Ce policier à vélo, Français d’origine Algérienne et musulman, se retrouve face aux frères Kouachi lorsqu’ils sortent de l’immeuble, que leurs rafales de kalachnikovs ont transformé en scène de guerre. Le duo l’assassine froidement. Ils se sont réclamés, dans une vidéo, d’Al-Qaïda dans la péninsule Arabique (AQPA). La revendication suivra. L’une des plus grandes traques policières de France commence.
La vidéo des tueurs du 7 janvier
Je suis «Charlie» et, comme beaucoup de journalistes qui l’ont reçu en avant-première, les pages d’un livre tournent dans mon crâne en tapant sur mon clavier le premier article sur le massacre d’une rédaction décimée pour avoir publié, et republié dix ans après, les caricatures du prophète Mahomet diffusées en septembre 2005 par le quotidien danois «Jyllands Posten». Ce livre est le dernier roman de Michel Houellebecq. «Soumission», c’est son titre, est justement sorti en librairie ce mercredi 7 janvier.
A genoux
Terrifiante coïncidence.

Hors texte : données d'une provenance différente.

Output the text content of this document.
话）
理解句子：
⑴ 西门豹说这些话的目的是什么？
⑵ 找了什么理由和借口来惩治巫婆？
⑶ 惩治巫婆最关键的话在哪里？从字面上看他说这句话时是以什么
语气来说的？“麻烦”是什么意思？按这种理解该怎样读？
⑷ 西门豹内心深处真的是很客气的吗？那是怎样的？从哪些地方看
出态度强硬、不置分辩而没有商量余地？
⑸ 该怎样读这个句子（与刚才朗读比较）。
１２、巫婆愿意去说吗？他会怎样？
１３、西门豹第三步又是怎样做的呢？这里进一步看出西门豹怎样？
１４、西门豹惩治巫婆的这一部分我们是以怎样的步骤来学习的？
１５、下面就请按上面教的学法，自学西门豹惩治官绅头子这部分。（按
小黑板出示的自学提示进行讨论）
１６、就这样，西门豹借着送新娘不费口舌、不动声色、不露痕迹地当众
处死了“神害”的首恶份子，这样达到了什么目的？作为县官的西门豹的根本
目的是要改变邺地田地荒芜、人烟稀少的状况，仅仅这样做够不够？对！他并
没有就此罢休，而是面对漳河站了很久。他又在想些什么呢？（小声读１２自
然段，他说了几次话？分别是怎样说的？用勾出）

Houellebecq raconte une France politique, universitaire et administrative à genoux devant l’Islam et ceux qui s’en servent pour conquérir le pouvoir. «Soumission» (Ed. Flammarion), c’est justement ce que refusent, dans les jours qui suivent la tragédie, des millions de Français.
L’écrivain Emmanuel Todd aura beau jeter quelques mois plus tard un pavé dans la mare avec son «Qui est Charlie» (Ed. Seuil), questionnant les motivations des manifestants, Paris entier est Charlie. Comme Lyon. Comme Toulouse. Comme Genève ou Lausanne.
Mes journées post 7 janvier sont consacrées au récit de l’autre massacre: celui commis, à proximité de mon domicile, au supermarché Hyper Cacher de la porte de Vincennes, par Amedy Coulibaly. Au moment où les policiers donnent l’assaut contre cet établissement juif, attaqué pour cela, les frères Kouachi sont tués en Seine et Marne, dans l’imprimerie où ils avaient trouvé refuge. Il nous faut remonter le fil.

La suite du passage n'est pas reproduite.